Monday, May 11, 2015

"Guerre Civile" par Jean Gentil (Le Louisianais - 13 Mai 1871)

Soldats, sans uniforme et peu disciplines,
Le sort, au premier choc, les avait condamnés.
Leur général fut prit, Duval, un rien, un homme,
Un canut ignorant, puisqu'il faut que le nomme.
Ce Duval était chef d'un ramassis de gens,
D'un tas de Rien-du-tout, et même d'indigents,
Quand les soldats de l'ordre et les braves gendarmes,
Equipés, galonnés, pourvus d'argent et d'armes,
Avaient pour les conduire au triomphe certain
Le général Vinoy, le MacMahon hautain,
Des maréchaux joyeux de faire voir au monde
Qu'un battu des Prussiens bat la crapule immonde.
Que voulez-vous? C'est ça. Si le canut Duval,
Communsite émentier, plumet de carnaval,
Eût vaincu le Vinoy, les gendarmes, l'armée
Que Thiers au lendemain a si vite formée,
Notre pauvre Duval serait lors devenu
Un grand homme, peut-être un homme fort connu.
Mais il fut pris. Vinoy, son vainqueur et le nôtre,
En se tournant vers lui, d'un air tout comme un autre
Lui dit: "Certainement vous m'auriez fusillé?"
Le Canut répondit un Oui non sourcillé.

Et le canut Duval, le vaincu, le pauvre hère,
Le general d'en bas, du fond, de la misère,
Mourut en repoussant le bandeau, voulant noir
Comment monsieur Vinoy fait encor son devoir.
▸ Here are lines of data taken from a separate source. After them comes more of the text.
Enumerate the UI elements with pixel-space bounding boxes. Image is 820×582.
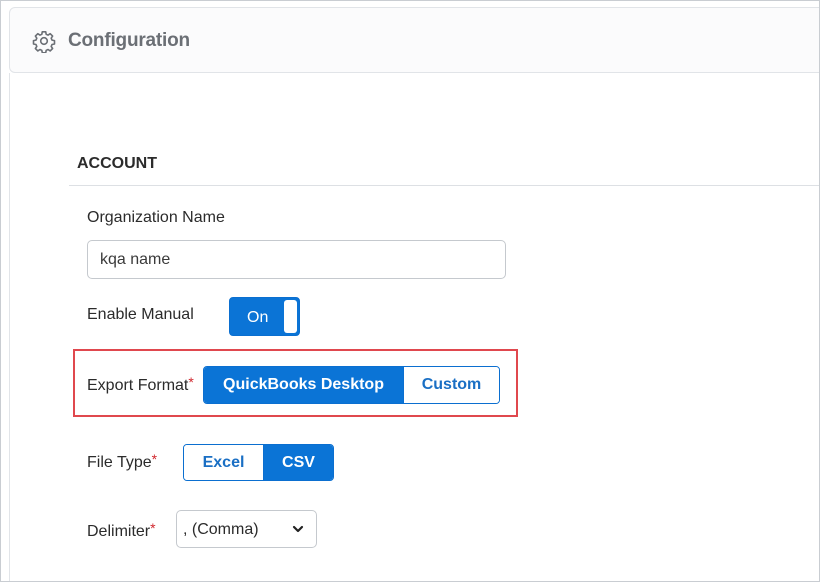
gear-icon [32,31,56,53]
toggle-knob [284,300,297,333]
export-format-option-custom[interactable]: Custom [403,367,499,403]
section-divider [69,185,819,186]
export-format-label-wrap: Export Format* [87,374,194,395]
export-format-option-quickbooks-desktop[interactable]: QuickBooks Desktop [204,367,403,403]
organization-name-label: Organization Name [87,209,225,226]
panel-divider [9,73,10,581]
section-title-account: ACCOUNT [77,155,157,172]
enable-manual-label: Enable Manual [87,306,194,323]
required-marker: * [151,451,158,467]
delimiter-label-wrap: Delimiter* [87,520,156,541]
enable-manual-toggle[interactable]: On [229,297,300,336]
file-type-selector: Excel CSV [183,444,334,481]
configuration-panel: Configuration ACCOUNT Organization Name … [0,0,820,582]
delimiter-select[interactable]: , (Comma) [176,510,317,548]
export-format-selector: QuickBooks Desktop Custom [203,366,500,404]
organization-name-input[interactable] [87,240,506,279]
file-type-option-csv[interactable]: CSV [263,445,333,480]
export-format-label: Export Format [87,377,189,394]
page-header: Configuration [9,7,819,73]
chevron-down-icon [292,525,304,533]
file-type-label: File Type [87,454,152,471]
delimiter-label: Delimiter [87,523,151,540]
required-marker: * [150,520,156,536]
page-title: Configuration [68,30,190,51]
file-type-option-excel[interactable]: Excel [184,445,263,480]
file-type-label-wrap: File Type* [87,451,157,472]
delimiter-selected-value: , (Comma) [183,521,259,538]
required-marker: * [188,374,194,390]
toggle-state-label: On [247,309,269,326]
C'est justice, dit-on. Qui parle ainsi, mes maîtres?
Etes-vous des bourreaux, et sont-ils biens des traitres?
Dans la guerre civile, un horrible chemin,
Le vaincu d'aujourd'hui sera vainqueur demain,
Et Vinoy devait dire: "Etant vainqueur, j'ordonne:
Tu m'aurais fusillé, mais moi je te pardonne."